The split court will let lower court judgement stands, which is a win for unions. This could filter into the private sector, and affect small business labor relations, especially in “right to work” states.
The U.S. government is the largest supplier to small businesses in the U.S., dishing up hundreds of billions of dollars worth of contracts each year. In recent years, various federal agencies have strengthened efforts to award more contracts to economically disadvantaged businesses, including veteran-owned companies.
In Kingdomware Technologies, Inc. v. United States, the Supreme Court is to decide whether the Federal Circuit erred in construing a code’s mandatory set-aside restricting competition for Department of Veterans Affairs' contracts to veteran-owned small businesses as discretionary. Kingdomware is a firm based in Waldorf, MD that provides government and private customers with a range of information technology services. It is owned by an Army veteran who is disabled from wounds suffered during Operation Desert Storm. The firm has been carrying on a running legal battle with the Veterans Administration, claiming that the VA is failing to carry out its obligations to veteran-owned contractors by awarding contracts to non-veteran-owned businesses.
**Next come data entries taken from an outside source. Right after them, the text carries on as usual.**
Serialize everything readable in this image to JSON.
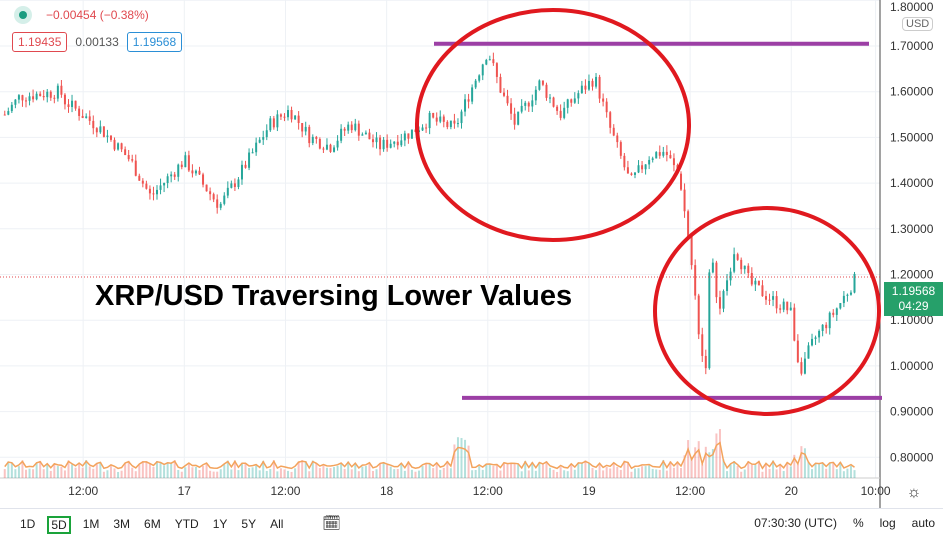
{
  "legend": {
    "change": "−0.00454 (−0.38%)",
    "bid": "1.19435",
    "spread": "0.00133",
    "ask": "1.19568"
  },
  "price_axis": {
    "currency": "USD",
    "current_price": "1.19568",
    "countdown": "04:29"
  },
  "annotation": {
    "title": "XRP/USD Traversing Lower Values"
  },
  "bottom": {
    "ranges": [
      "1D",
      "5D",
      "1M",
      "3M",
      "6M",
      "YTD",
      "1Y",
      "5Y",
      "All"
    ],
    "active_range": "5D",
    "time": "07:30:30 (UTC)",
    "percent": "%",
    "log": "log",
    "auto": "auto"
  },
  "colors": {
    "up": "#26a69a",
    "down": "#ef5350",
    "ellipse": "#e0191f",
    "line": "#9c3fa5"
  },
  "chart_data": {
    "type": "candlestick",
    "title": "XRP/USD",
    "xlabel": "",
    "ylabel": "Price (USD)",
    "ylim": [
      0.75,
      1.8
    ],
    "x_unit": "hours since 16 00:00",
    "x_ticks": [
      {
        "h": 12,
        "label": "12:00"
      },
      {
        "h": 24,
        "label": "17"
      },
      {
        "h": 36,
        "label": "12:00"
      },
      {
        "h": 48,
        "label": "18"
      },
      {
        "h": 60,
        "label": "12:00"
      },
      {
        "h": 72,
        "label": "19"
      },
      {
        "h": 84,
        "label": "12:00"
      },
      {
        "h": 96,
        "label": "20"
      },
      {
        "h": 106,
        "label": "10:00"
      }
    ],
    "y_ticks": [
      "1.80000",
      "1.70000",
      "1.60000",
      "1.50000",
      "1.40000",
      "1.30000",
      "1.20000",
      "1.10000",
      "1.00000",
      "0.90000",
      "0.80000"
    ],
    "price_path": [
      [
        2.7,
        1.55
      ],
      [
        4.5,
        1.59
      ],
      [
        9.3,
        1.6
      ],
      [
        9.8,
        1.58
      ],
      [
        14,
        1.52
      ],
      [
        17.6,
        1.45
      ],
      [
        20,
        1.37
      ],
      [
        24,
        1.45
      ],
      [
        28.2,
        1.35
      ],
      [
        30.6,
        1.42
      ],
      [
        34.2,
        1.53
      ],
      [
        36.5,
        1.56
      ],
      [
        38.9,
        1.5
      ],
      [
        41.3,
        1.48
      ],
      [
        43.7,
        1.53
      ],
      [
        47.2,
        1.48
      ],
      [
        50.8,
        1.51
      ],
      [
        53.1,
        1.54
      ],
      [
        56.1,
        1.52
      ],
      [
        57.9,
        1.6
      ],
      [
        60,
        1.69
      ],
      [
        61.4,
        1.61
      ],
      [
        63.2,
        1.53
      ],
      [
        66.2,
        1.62
      ],
      [
        68.6,
        1.55
      ],
      [
        70.9,
        1.6
      ],
      [
        72.7,
        1.63
      ],
      [
        74.5,
        1.52
      ],
      [
        76.9,
        1.4
      ],
      [
        79.2,
        1.46
      ],
      [
        81,
        1.47
      ],
      [
        82.8,
        1.41
      ],
      [
        84,
        1.25
      ],
      [
        85.2,
        1.05
      ],
      [
        85.8,
        0.98
      ],
      [
        86.4,
        1.25
      ],
      [
        87.5,
        1.12
      ],
      [
        89.3,
        1.26
      ],
      [
        91.1,
        1.18
      ],
      [
        94.1,
        1.14
      ],
      [
        95.9,
        1.12
      ],
      [
        97,
        0.99
      ],
      [
        98.8,
        1.06
      ],
      [
        101.2,
        1.12
      ],
      [
        103.6,
        1.19
      ]
    ],
    "resistance": 1.705,
    "support": 0.93
  }
}
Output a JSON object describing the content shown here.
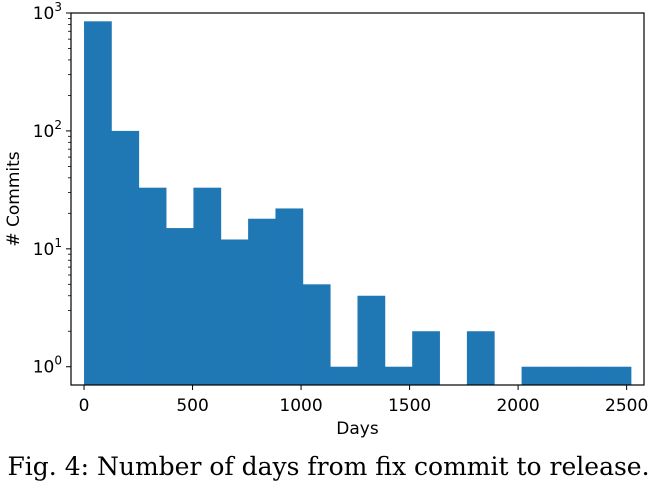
{
  "caption": "Fig. 4: Number of days from fix commit to release.",
  "chart_data": {
    "type": "bar",
    "title": "",
    "xlabel": "Days",
    "ylabel": "# Commits",
    "yscale": "log",
    "ylim": [
      0.7,
      1000
    ],
    "xlim": [
      -60,
      2580
    ],
    "x_ticks": [
      0,
      500,
      1000,
      1500,
      2000,
      2500
    ],
    "y_ticks": [
      {
        "value": 1,
        "base": "10",
        "exp": "0"
      },
      {
        "value": 10,
        "base": "10",
        "exp": "1"
      },
      {
        "value": 100,
        "base": "10",
        "exp": "2"
      },
      {
        "value": 1000,
        "base": "10",
        "exp": "3"
      }
    ],
    "color": "#1f77b4",
    "bins": [
      {
        "x0": 0,
        "x1": 126,
        "count": 850
      },
      {
        "x0": 126,
        "x1": 252,
        "count": 100
      },
      {
        "x0": 252,
        "x1": 378,
        "count": 33
      },
      {
        "x0": 378,
        "x1": 504,
        "count": 15
      },
      {
        "x0": 504,
        "x1": 630,
        "count": 33
      },
      {
        "x0": 630,
        "x1": 756,
        "count": 12
      },
      {
        "x0": 756,
        "x1": 882,
        "count": 18
      },
      {
        "x0": 882,
        "x1": 1008,
        "count": 22
      },
      {
        "x0": 1008,
        "x1": 1134,
        "count": 5
      },
      {
        "x0": 1134,
        "x1": 1260,
        "count": 1
      },
      {
        "x0": 1260,
        "x1": 1386,
        "count": 4
      },
      {
        "x0": 1386,
        "x1": 1512,
        "count": 1
      },
      {
        "x0": 1512,
        "x1": 1638,
        "count": 2
      },
      {
        "x0": 1638,
        "x1": 1764,
        "count": 0
      },
      {
        "x0": 1764,
        "x1": 1890,
        "count": 2
      },
      {
        "x0": 1890,
        "x1": 2016,
        "count": 0
      },
      {
        "x0": 2016,
        "x1": 2142,
        "count": 1
      },
      {
        "x0": 2142,
        "x1": 2268,
        "count": 1
      },
      {
        "x0": 2268,
        "x1": 2394,
        "count": 1
      },
      {
        "x0": 2394,
        "x1": 2520,
        "count": 1
      }
    ]
  }
}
This case gets to the heart of what are often called set-asides in government contracting for small business. A split court might leave unsettled questions of how contracts are offered.
The biggest case of this term is Texas v. United States, in which the state is challenging an executive order by President Obama to give legal status to approximately 11 million undocumented immigrants who reside in the U.S.. (Texas and 25 other states immediately sued to overturn the order.) Last May, the U.S. Court of Appeals for the 5th Circuit sided with the states, and issued an injunction against Obama’s executive order. The case then went to the Supreme Court on appeal.
The outcome of Texas v. United States has enormous implications for industries like agriculture and construction, which tend to draw heavily on immigrant labor. The deadlocked Supreme Court means the injunction remains in place and the case will potentially be sent back to the lower courts for further argument. Companies seeking to pull from this pool of workers will have to wait.
Until our next justice is confirmed, the Supreme Court is literally deadlocked. My guess is that the selection process is going to be long, filled with political infighting, but will be followed by a busy time of decision making at the Court once that ninth justice is in place. Keep your eyes on these important cases and how they impact your business. Things may change quickly.